We see many young people rediscovering faith. Especially recently, seeing people turn back to Christ. And we pray that one day he may also find his way not back to us first, but back to truth, back to purpose, and back to God.
Because when someone finds their way back to truth, reconciliation often follows.
Until then, we remain what we have always been:
Parents who love.
Parents who wait.
Parents who pray.
And parents who hope that one day the noise of the world becomes quieter than the voice of truth.

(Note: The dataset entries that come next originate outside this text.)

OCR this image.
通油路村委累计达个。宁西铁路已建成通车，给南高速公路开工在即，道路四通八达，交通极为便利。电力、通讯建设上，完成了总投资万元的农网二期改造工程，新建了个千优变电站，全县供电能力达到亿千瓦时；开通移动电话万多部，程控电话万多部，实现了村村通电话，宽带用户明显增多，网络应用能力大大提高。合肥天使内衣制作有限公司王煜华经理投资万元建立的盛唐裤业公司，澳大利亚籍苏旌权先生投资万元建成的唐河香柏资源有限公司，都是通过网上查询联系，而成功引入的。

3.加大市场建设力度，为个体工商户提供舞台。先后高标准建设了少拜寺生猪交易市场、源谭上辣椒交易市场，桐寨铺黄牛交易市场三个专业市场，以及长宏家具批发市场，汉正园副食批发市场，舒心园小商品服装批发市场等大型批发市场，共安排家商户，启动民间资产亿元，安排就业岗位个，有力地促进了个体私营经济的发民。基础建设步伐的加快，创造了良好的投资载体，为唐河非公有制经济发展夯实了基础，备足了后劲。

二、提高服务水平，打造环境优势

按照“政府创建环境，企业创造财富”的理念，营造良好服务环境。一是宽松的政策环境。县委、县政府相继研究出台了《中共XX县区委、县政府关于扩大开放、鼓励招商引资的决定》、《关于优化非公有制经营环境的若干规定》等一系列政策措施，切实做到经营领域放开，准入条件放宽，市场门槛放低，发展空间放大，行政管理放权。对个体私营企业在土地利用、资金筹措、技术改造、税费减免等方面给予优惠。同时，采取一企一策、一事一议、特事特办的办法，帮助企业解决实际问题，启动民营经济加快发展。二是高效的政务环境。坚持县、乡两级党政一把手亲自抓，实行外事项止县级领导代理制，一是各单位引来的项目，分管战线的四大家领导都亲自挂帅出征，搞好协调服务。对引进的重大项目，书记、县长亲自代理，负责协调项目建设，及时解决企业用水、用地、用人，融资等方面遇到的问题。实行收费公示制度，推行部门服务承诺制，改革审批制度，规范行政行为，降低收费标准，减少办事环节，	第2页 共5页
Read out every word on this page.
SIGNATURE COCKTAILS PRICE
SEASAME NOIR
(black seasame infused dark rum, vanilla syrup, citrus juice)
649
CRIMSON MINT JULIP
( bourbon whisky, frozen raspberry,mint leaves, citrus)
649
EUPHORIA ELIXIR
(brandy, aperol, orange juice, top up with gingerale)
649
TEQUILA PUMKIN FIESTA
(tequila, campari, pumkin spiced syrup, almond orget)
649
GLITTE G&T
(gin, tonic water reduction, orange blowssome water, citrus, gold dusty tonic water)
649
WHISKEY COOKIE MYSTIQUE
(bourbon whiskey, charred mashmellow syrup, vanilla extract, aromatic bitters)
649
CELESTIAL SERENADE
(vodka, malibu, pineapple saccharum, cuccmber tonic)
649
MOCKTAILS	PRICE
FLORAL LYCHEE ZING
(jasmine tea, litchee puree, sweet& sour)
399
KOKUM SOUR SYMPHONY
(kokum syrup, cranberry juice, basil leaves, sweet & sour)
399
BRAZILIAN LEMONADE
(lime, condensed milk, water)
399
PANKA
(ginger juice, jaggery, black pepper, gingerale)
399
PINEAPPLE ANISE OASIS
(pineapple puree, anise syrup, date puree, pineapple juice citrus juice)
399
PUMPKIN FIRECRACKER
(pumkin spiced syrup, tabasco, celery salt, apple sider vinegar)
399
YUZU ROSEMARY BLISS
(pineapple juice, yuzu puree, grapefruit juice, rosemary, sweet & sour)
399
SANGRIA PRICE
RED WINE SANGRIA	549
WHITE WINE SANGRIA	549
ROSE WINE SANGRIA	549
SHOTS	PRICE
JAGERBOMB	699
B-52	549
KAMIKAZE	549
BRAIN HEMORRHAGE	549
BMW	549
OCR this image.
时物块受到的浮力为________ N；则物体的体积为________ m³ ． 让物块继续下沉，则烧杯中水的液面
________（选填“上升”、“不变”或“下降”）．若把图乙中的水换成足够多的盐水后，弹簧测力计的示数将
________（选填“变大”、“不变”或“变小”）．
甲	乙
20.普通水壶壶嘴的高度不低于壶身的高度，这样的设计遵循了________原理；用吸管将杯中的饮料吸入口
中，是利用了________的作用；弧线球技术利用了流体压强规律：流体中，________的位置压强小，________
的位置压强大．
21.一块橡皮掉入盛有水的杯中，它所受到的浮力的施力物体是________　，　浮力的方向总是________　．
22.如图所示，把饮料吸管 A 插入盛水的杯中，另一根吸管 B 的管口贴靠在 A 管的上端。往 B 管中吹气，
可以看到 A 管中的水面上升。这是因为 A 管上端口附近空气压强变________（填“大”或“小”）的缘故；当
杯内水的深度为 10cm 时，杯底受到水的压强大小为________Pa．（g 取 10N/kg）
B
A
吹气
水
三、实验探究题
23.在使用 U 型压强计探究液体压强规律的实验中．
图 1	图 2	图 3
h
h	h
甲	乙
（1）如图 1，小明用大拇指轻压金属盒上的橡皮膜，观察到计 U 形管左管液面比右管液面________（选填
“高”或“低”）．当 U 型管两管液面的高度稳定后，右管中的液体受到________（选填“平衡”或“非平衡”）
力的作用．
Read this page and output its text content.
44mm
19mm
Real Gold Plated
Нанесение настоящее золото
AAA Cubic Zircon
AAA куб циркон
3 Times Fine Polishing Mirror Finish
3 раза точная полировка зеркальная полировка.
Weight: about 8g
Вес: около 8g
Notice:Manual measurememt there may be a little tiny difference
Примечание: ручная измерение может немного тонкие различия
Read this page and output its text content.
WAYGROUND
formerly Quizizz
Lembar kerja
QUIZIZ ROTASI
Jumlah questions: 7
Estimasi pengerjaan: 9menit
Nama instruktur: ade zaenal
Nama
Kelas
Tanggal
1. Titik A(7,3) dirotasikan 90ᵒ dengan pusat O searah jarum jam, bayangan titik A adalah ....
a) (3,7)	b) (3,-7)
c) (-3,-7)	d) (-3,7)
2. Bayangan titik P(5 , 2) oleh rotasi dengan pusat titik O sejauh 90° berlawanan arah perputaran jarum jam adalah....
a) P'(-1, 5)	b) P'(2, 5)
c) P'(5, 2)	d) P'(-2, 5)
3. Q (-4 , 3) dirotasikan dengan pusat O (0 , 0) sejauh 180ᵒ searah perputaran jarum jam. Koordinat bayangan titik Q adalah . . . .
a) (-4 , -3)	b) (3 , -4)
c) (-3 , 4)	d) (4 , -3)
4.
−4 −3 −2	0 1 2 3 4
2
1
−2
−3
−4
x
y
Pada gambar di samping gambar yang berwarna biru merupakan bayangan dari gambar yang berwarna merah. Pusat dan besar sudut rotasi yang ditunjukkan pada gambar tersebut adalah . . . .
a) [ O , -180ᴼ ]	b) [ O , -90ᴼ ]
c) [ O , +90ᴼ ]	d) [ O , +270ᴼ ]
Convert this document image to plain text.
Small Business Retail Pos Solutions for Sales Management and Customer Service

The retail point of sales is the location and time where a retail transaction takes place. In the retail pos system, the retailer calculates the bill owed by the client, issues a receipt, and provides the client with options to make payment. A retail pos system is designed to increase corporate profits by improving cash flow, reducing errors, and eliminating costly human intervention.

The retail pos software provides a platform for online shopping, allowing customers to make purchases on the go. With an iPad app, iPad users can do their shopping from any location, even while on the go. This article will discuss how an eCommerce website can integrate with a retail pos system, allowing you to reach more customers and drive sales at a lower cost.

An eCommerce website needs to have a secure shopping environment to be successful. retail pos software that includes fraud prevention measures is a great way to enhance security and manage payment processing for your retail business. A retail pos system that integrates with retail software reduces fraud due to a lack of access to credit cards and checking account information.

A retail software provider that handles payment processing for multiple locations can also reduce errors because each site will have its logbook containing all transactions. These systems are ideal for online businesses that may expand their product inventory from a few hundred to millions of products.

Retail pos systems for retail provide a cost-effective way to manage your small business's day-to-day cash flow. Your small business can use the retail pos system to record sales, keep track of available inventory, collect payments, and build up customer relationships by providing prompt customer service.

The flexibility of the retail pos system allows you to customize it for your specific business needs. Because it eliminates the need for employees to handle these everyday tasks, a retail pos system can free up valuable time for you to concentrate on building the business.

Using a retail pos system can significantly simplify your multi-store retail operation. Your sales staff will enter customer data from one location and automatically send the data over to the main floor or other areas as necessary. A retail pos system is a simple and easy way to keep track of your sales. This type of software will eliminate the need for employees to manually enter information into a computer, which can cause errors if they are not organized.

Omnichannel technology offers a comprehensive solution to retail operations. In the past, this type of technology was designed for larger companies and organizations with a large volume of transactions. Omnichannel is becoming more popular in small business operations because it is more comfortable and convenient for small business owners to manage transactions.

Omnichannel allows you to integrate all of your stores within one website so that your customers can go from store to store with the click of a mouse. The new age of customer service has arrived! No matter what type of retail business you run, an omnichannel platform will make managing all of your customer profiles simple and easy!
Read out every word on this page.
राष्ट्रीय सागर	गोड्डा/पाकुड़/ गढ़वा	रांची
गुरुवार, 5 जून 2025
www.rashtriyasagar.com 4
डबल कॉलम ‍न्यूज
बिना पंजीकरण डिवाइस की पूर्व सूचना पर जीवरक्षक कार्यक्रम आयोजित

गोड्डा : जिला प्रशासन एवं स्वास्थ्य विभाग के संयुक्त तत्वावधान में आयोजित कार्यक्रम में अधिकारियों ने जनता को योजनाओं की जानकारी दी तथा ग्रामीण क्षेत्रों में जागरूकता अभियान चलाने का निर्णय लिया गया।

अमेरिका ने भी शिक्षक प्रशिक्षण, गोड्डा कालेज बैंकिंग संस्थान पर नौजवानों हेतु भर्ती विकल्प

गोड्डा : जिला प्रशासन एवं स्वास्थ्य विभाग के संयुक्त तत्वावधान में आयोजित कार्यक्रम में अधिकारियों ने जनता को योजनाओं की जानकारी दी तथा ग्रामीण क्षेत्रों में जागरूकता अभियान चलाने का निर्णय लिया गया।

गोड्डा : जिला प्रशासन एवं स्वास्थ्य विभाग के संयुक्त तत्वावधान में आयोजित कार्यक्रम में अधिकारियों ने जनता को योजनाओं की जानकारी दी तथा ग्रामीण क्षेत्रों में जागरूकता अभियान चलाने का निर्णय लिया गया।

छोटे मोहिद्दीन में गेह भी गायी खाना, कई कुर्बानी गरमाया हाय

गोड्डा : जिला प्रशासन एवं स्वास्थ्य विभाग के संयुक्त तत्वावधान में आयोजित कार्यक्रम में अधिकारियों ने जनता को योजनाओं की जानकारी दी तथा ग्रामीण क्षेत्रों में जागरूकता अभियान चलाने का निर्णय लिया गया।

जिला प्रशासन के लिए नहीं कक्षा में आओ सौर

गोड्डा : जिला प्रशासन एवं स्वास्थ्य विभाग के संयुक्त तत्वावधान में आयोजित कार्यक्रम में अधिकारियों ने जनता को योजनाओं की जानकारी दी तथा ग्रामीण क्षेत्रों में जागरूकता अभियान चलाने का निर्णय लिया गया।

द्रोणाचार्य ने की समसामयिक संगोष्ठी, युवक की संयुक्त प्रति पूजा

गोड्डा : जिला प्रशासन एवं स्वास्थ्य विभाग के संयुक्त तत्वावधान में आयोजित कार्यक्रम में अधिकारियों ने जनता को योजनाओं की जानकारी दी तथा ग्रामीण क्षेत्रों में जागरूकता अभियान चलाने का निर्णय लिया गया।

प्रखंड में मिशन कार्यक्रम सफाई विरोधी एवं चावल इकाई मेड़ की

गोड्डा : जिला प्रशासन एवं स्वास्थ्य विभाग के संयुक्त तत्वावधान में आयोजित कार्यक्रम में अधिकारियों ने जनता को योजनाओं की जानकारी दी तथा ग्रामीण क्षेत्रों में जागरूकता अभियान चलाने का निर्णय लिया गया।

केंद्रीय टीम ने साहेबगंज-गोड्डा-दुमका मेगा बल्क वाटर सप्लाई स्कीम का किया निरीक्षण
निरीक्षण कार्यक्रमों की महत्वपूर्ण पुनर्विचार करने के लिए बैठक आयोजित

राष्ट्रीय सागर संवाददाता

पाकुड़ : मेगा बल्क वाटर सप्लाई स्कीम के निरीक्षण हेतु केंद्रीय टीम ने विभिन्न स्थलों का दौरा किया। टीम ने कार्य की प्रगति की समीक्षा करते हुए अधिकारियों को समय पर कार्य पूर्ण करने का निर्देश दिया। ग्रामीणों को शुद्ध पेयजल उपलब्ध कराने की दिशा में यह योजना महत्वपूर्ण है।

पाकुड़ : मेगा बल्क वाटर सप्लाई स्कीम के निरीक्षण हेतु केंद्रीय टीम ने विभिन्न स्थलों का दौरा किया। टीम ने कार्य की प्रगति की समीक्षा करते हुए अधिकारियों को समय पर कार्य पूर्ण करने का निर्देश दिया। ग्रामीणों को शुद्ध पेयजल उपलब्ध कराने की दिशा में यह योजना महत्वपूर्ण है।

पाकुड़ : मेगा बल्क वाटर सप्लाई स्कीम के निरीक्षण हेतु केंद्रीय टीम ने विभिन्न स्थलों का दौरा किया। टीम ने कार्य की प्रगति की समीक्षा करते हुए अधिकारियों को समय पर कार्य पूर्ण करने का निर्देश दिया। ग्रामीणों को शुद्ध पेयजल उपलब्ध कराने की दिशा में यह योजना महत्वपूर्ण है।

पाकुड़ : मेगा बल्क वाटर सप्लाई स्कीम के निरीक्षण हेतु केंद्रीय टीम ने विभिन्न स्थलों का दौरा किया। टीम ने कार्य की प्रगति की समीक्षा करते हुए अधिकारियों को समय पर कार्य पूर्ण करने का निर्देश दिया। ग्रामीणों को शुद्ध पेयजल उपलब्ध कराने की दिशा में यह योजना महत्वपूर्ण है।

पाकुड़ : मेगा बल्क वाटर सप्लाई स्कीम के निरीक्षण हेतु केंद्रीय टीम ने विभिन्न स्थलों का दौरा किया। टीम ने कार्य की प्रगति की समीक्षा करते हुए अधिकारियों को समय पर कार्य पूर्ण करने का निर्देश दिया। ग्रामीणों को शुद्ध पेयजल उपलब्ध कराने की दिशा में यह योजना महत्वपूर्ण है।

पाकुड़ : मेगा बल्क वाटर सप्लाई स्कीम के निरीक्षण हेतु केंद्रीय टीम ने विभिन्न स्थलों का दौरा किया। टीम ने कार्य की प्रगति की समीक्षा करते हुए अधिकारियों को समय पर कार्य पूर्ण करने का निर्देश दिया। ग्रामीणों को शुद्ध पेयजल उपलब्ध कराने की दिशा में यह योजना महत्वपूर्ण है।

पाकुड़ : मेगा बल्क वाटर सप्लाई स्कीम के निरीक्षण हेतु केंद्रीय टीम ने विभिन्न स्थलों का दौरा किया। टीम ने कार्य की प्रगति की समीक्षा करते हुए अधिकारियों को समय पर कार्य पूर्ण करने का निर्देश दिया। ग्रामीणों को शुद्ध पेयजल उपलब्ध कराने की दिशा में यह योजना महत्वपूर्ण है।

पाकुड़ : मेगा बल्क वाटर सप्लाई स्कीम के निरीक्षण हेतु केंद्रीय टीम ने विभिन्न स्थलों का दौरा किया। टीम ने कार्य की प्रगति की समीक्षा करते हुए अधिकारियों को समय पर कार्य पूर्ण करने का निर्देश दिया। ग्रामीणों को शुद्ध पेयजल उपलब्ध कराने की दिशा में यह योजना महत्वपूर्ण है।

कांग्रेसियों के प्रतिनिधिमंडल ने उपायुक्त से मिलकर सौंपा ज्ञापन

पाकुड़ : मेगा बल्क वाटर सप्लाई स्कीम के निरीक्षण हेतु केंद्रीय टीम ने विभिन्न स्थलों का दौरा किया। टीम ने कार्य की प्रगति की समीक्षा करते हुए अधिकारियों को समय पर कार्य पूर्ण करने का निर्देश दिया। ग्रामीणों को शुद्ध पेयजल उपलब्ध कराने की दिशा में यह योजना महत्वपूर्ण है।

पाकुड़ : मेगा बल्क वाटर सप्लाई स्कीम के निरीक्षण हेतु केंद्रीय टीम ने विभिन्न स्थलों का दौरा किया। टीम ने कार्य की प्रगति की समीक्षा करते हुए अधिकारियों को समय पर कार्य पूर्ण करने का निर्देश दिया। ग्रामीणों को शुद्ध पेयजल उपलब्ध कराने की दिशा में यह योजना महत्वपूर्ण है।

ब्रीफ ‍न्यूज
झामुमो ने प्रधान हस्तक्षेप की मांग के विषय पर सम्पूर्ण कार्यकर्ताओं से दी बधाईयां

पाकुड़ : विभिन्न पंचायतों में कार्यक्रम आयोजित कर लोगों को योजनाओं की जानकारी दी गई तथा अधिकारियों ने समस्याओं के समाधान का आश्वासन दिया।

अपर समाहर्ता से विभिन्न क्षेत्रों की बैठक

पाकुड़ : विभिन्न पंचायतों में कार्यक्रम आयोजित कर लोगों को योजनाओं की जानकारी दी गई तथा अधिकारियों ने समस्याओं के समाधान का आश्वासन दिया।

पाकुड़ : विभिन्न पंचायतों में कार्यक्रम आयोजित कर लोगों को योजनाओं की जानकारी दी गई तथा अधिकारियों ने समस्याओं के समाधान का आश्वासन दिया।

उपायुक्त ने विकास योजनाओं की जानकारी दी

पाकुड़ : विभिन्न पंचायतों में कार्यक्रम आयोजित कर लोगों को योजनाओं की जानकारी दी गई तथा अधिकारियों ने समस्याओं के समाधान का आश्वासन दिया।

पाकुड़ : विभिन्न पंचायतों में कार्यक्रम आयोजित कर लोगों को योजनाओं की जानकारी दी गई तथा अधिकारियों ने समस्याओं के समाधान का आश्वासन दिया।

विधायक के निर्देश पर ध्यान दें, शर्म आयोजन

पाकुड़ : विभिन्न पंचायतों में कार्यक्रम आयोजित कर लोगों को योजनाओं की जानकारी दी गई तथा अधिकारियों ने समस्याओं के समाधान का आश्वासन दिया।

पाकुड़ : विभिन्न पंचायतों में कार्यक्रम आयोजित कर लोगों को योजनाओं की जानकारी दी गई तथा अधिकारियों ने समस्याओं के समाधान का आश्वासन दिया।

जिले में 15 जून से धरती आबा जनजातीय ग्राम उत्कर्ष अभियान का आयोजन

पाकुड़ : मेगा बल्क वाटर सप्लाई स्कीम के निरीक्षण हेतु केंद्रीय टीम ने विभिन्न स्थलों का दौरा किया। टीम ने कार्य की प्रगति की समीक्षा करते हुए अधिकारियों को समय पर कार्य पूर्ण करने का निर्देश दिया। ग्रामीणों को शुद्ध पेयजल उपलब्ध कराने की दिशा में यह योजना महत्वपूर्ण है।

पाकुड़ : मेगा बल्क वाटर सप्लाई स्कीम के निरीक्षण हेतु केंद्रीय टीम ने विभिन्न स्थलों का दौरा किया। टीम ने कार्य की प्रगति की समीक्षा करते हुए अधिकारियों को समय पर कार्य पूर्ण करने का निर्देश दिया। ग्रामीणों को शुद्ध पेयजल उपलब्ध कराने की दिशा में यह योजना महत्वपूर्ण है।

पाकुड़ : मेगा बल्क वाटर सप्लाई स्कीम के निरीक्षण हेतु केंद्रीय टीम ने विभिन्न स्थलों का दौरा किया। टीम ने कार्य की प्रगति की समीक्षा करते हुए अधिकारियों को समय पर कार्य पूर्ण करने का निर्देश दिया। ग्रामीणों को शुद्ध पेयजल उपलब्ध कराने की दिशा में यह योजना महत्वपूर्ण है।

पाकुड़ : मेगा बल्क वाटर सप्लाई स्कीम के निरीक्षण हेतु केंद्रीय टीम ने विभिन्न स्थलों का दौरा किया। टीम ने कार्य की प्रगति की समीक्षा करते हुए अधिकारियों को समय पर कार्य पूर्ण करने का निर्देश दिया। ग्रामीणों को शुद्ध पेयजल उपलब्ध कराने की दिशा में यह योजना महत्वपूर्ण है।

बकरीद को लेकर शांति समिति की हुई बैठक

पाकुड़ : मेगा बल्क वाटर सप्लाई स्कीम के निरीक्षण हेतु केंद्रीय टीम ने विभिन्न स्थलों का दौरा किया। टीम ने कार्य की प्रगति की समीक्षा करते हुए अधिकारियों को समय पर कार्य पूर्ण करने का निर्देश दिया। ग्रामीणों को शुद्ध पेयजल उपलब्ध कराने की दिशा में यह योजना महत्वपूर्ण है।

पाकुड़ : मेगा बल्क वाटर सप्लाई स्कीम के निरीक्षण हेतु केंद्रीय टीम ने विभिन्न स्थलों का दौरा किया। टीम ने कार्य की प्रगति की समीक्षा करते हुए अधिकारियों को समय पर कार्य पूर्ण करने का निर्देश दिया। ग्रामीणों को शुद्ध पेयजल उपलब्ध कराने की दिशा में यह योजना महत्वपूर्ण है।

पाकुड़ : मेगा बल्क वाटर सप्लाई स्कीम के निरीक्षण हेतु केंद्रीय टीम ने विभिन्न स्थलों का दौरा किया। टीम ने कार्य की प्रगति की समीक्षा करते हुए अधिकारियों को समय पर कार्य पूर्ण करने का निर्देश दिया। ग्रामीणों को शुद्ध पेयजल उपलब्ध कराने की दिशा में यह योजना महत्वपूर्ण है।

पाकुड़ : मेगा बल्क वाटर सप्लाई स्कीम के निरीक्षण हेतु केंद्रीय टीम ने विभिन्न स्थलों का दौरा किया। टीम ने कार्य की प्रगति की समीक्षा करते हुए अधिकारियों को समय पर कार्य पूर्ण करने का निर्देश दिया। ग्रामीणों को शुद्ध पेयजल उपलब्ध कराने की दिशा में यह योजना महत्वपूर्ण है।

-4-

Not a parent but a formerly trans identified teen, now an adult. After desisting I knew firsthand the power of a narrative and how I abandoned something that my life once revolved around. I ended up researching cults, learning the mechanism of manipulation, why a group or a leader can get someone to truly believe nonsense that defies what they see, hear, and experience. Manipulative people and ideologies prey on the vulnerabilities of young people, because teenage and young adulthood is a time where you don't know who you are or what you're doing, and naturally have a desire to rebel. Another major vulnerability is mental health disorders, which are alarmingly prevalent among trans identified teens. They are already hurting and lonely. Covid made this even worse. In my experience and from what I have seen, trans ideology and those preaching it tells you the only way to fix your mental health is to transition, and once you believe that belief they say we accept you and anyone who doesn't hates you. Throw in the fearmongering about bigotry and hatred and even a "trans genocide" and it will turn disagreement into fear and hatred for you. Once the group is your only friends, they withdraw affection when you act out of line. If your story doesn't follow their narrative, if you say the wrong thing, hold a wrong opinion, you are shunned. Connection and love are very strong human needs, as social creatures being alone is a threat to us, its wired in our brain that we must have companionship before we are truly safe. So you will try to get it back, by censoring yourself and conforming. But watching your mouth leads you to watch your thoughts, because one wrong move and you lose companionship. This is what leads people to not only change their mind but also their own memory perception, if it doesn't fit a narrative the story must be fixed, as the narrative cannot be questioned. This is how cults operate, isolation and shunning is widely used in cults because it is effective at controlling people. I have written more in depth about this topic and similar, I repost all my work on this account
From my experience with an adult child with a personality disorder, it is not indifference, but rather deep personal shame, because deep down, they know how privileged they are to have been raised in such a warm and loving home by such sacrificial parents, and it it just too hard for them to admit it. So keep sending the sweet memories & texts, etc. and one day your child may very well come around and acknowledge how blessed they are to have you and your family. A good psychiatrist helped us to see that the anger & vitriol once displayed and spewed towards loving family members was actually a hatred of herself. With much therapy, education, and hard work, this has for the most part passed and we have our lovely child back [for the most part].